The code uses novel parallel algorithms
and numerical techniques
to achieve high performance on platforms containing a large number of processors,
but may also be executed on a single computer. Desmond and its source code are available without cost for non-commercial use by universities and other not-for-profit research institutions.
- Desmond Core
  - Possible available for Windows x86 and Linux x86/64, this core is currently in development.

===AMBER===
Short for Assisted Model Building with Energy Refinement, AMBER is a family of force fields for molecular dynamics, as well as the name for the software package that simulates these force fields. AMBER was originally developed by Peter Kollman at the University of California, San Francisco, and is currently maintained by professors at various universities.
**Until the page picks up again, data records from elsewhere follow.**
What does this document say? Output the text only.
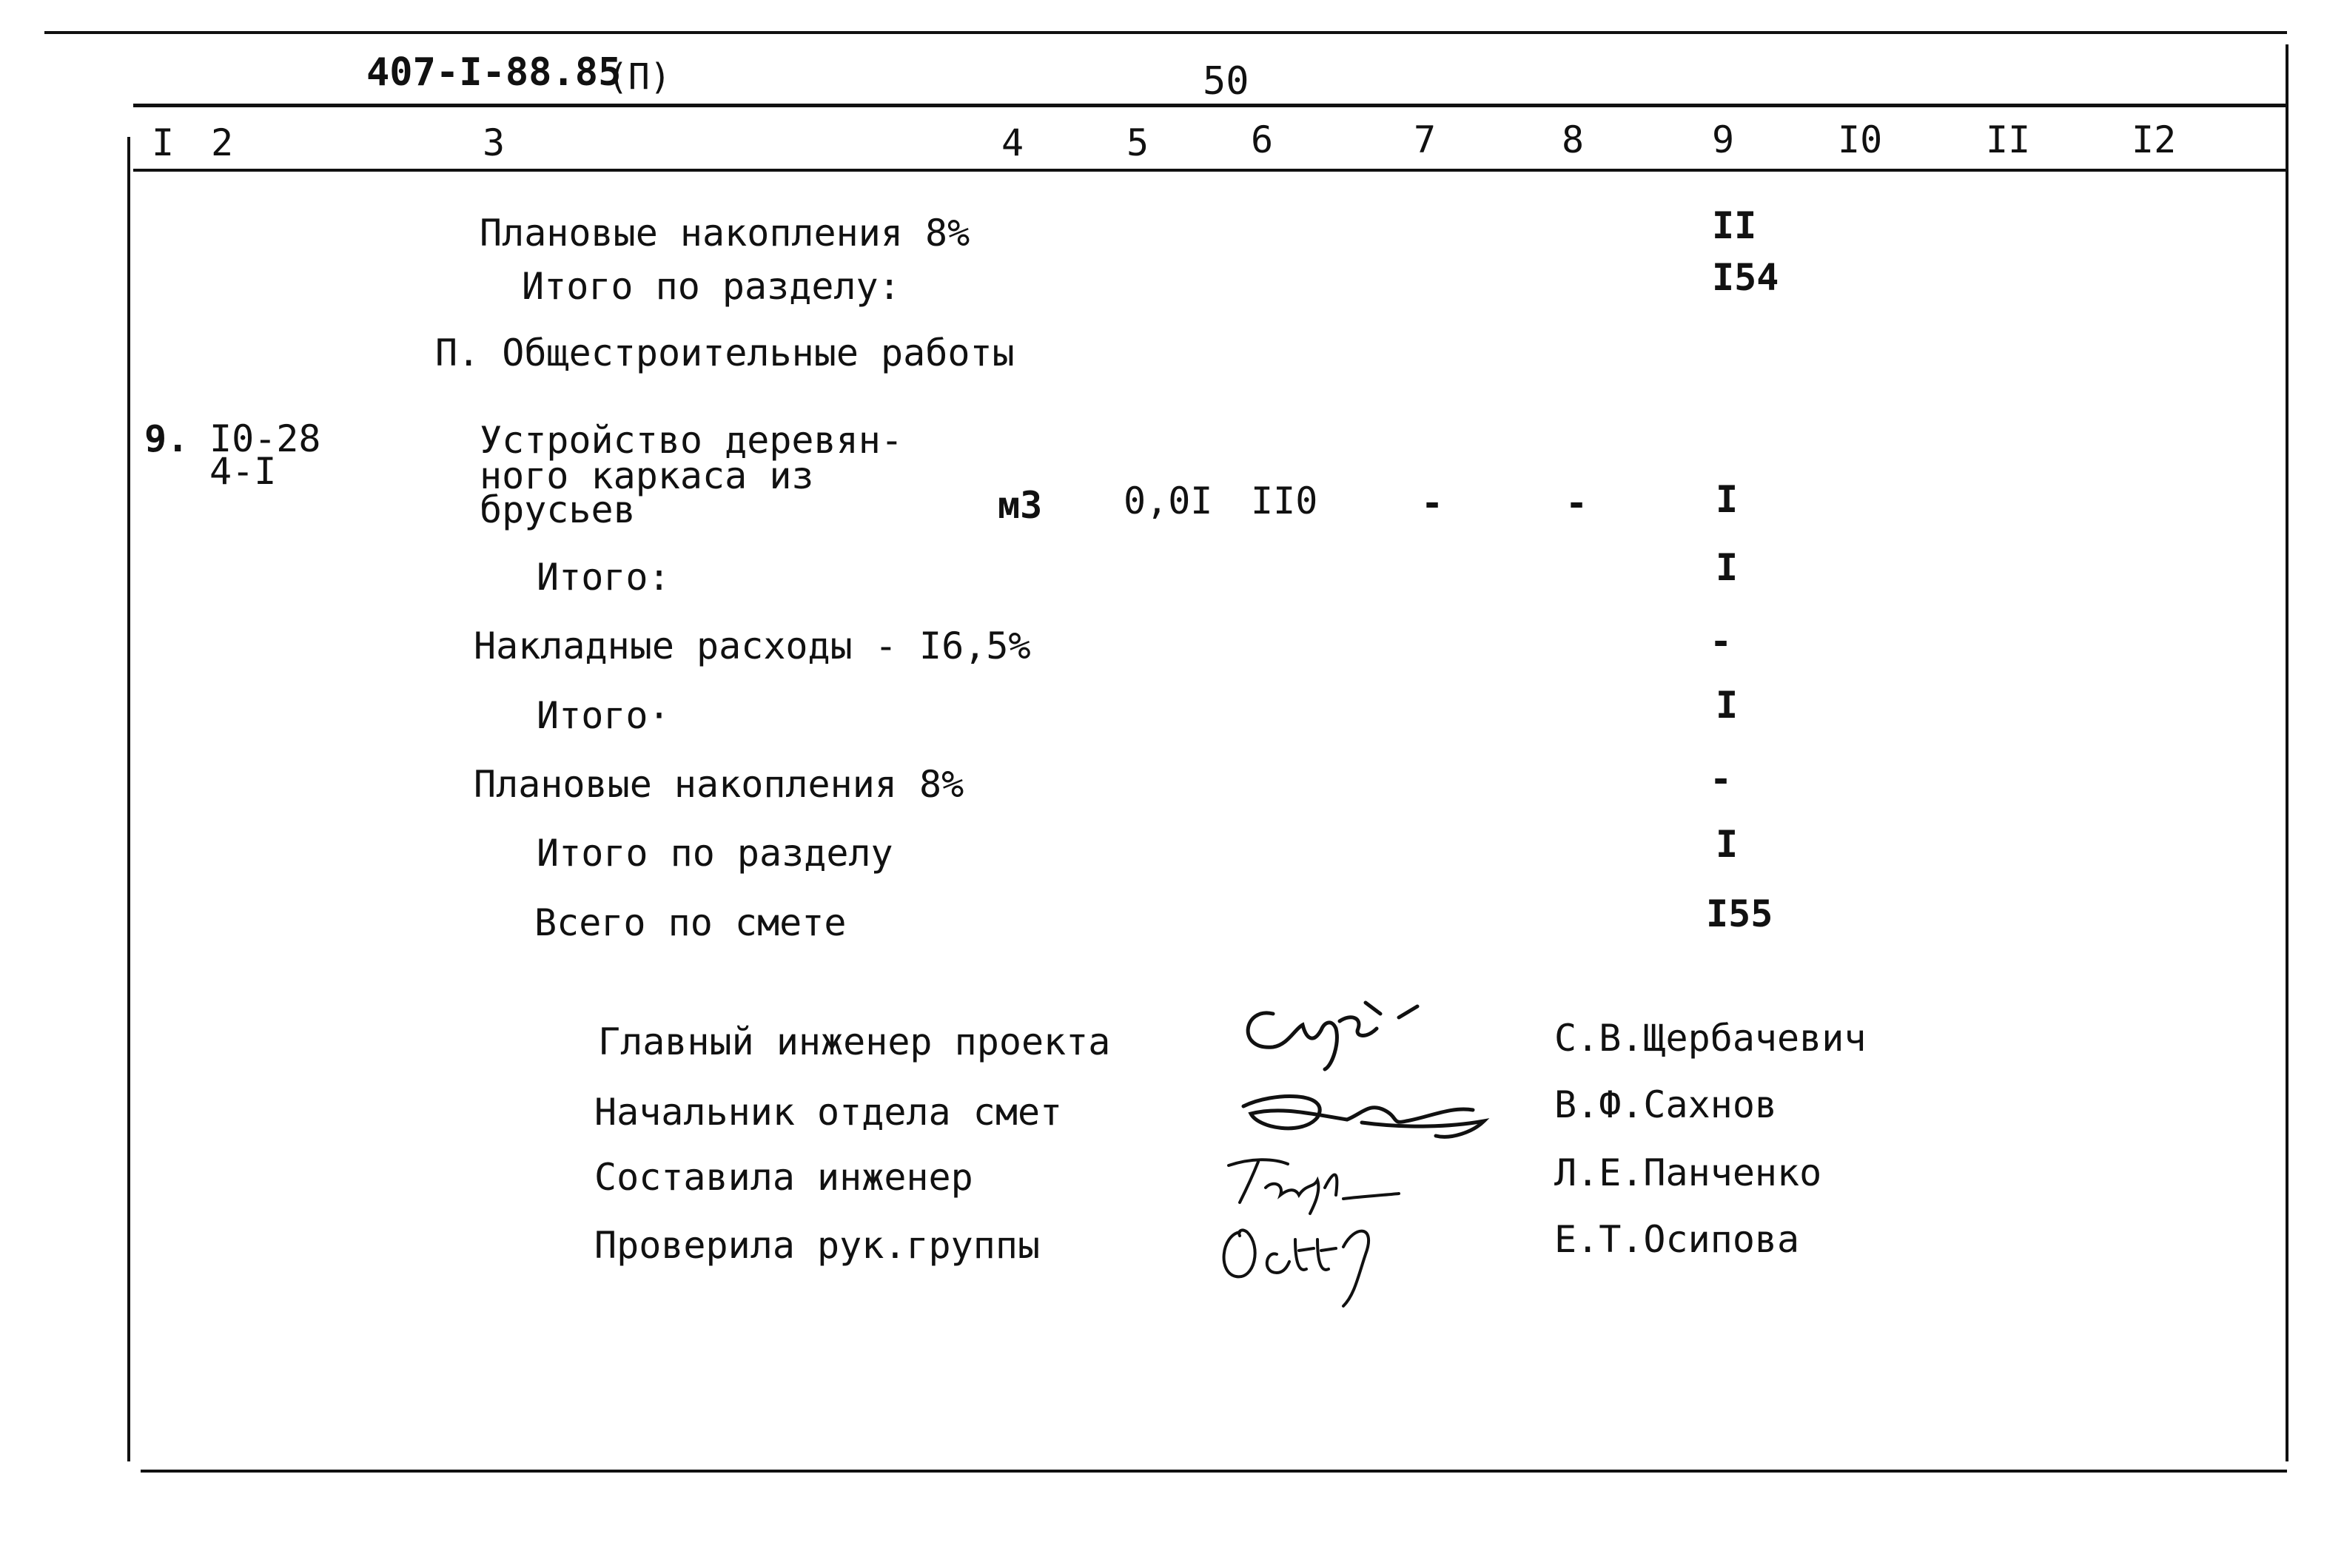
407-I-88.85
(П)	50
I 2	3	4	5	6	7	8	9	I0	II	I2
Плановые накопления 8%	II
Итого по разделу:	I54
П. Общестроительные работы
9. I0-28
4-I
Устройство деревян-
ного каркаса из
брусьев	м3 0,0I II0	-	-	I
Итого:	I
Накладные расходы - I6,5%	-
Итого·	I
Плановые накопления 8%	-
Итого по разделу	I
Всего по смете	I55
Главный инженер проекта	С.В.Щербачевич
Начальник отдела смет	В.Ф.Сахнов
Составила инженер	Л.Е.Панченко
Проверила рук.группы	Е.Т.Осипова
The double-precision AMBER core is not currently optimized with SSE nor SSE2,
but AMBER is significantly faster than Tinker cores and adds some functionality which cannot be performed using Gromacs cores.
- PMD (Core 82)
  - Available for Windows and Linux uniprocessor clients only.

===ProtoMol===
ProtoMol is an object-oriented, component based, framework for molecular dynamics (MD) simulations. ProtoMol offers high flexibility, easy extendibility and maintenance, and high performance demands, including parallelization. In 2009, the Pande Group was working on a complementary new technique called Normal Mode Langevin Dynamics which had the possibility to greatly speed simulations while maintaining the same accuracy.
- ProtoMol Core (Core b4)
  - Available to Linux x86/64 and x86 Windows.

===GPU===
====GPU2====
These are the second generation GPU cores. Unlike the retired GPU1 cores, these variants are for ATI CAL-enabled 2xxx/3xxx or later series and NVIDIA CUDA-enabled NVIDIA 8xxx or later series GPUs.
- GPU2 (Core 11)
  - Available for x86 Windows clients only. Supported until approximately September 1, 2011 due to AMD/ATI dropping support for the utilized Brook programming language and moving to OpenCL. This forced F@h to rewrite its ATI GPU core code in OpenCL, the result of which is Core 16.
- GPU2 (Core 12)
  - Available for x86 Windows clients only.
- GPU2 (Core 13)
  - Available for x86 Windows clients only.
- GPU2 (Core 14)
  - Available for x86 Windows clients only, this core was officially released Mar 02, 2009.

====GPU3====
These are the third generation GPU cores, and are based on OpenMM, Pande Group's own open library for molecular simulation. Although based on the GPU2 code, this adds stability and new capabilities.
- GPU3 (core 15)
  - Available to x86 Windows only.
- GPU3 (core 16)
  - Available to x86 Windows only. Released alongside the new v7 client, this is a rewrite of Core 11 in OpenCL.
- GPU3 (core 17)
  - Available to Windows and Linux for AMD and NVIDIA GPUs using OpenCL. Much better performance because of OpenMM 5.1
- GPU3 (core 18)
  - Available to Windows for AMD and NVIDIA GPUs using OpenCL. This core was developed to address some critical scientific issues in Core17 and uses the latest technology from OpenMM 6.0.1. There are currently issues regarding the stability and performance of this core on some AMD and NVIDIA Maxwell GPUs. This is why assignment of work units running on this core has been temporarily stopped for some GPUs.
- GPU3 (core 21)
  - Available to Windows and Linux for AMD and NVIDIA GPUs using OpenCL. It uses OpenMM 6.2 and fixes the Core 18 AMD/NVIDIA performance issues.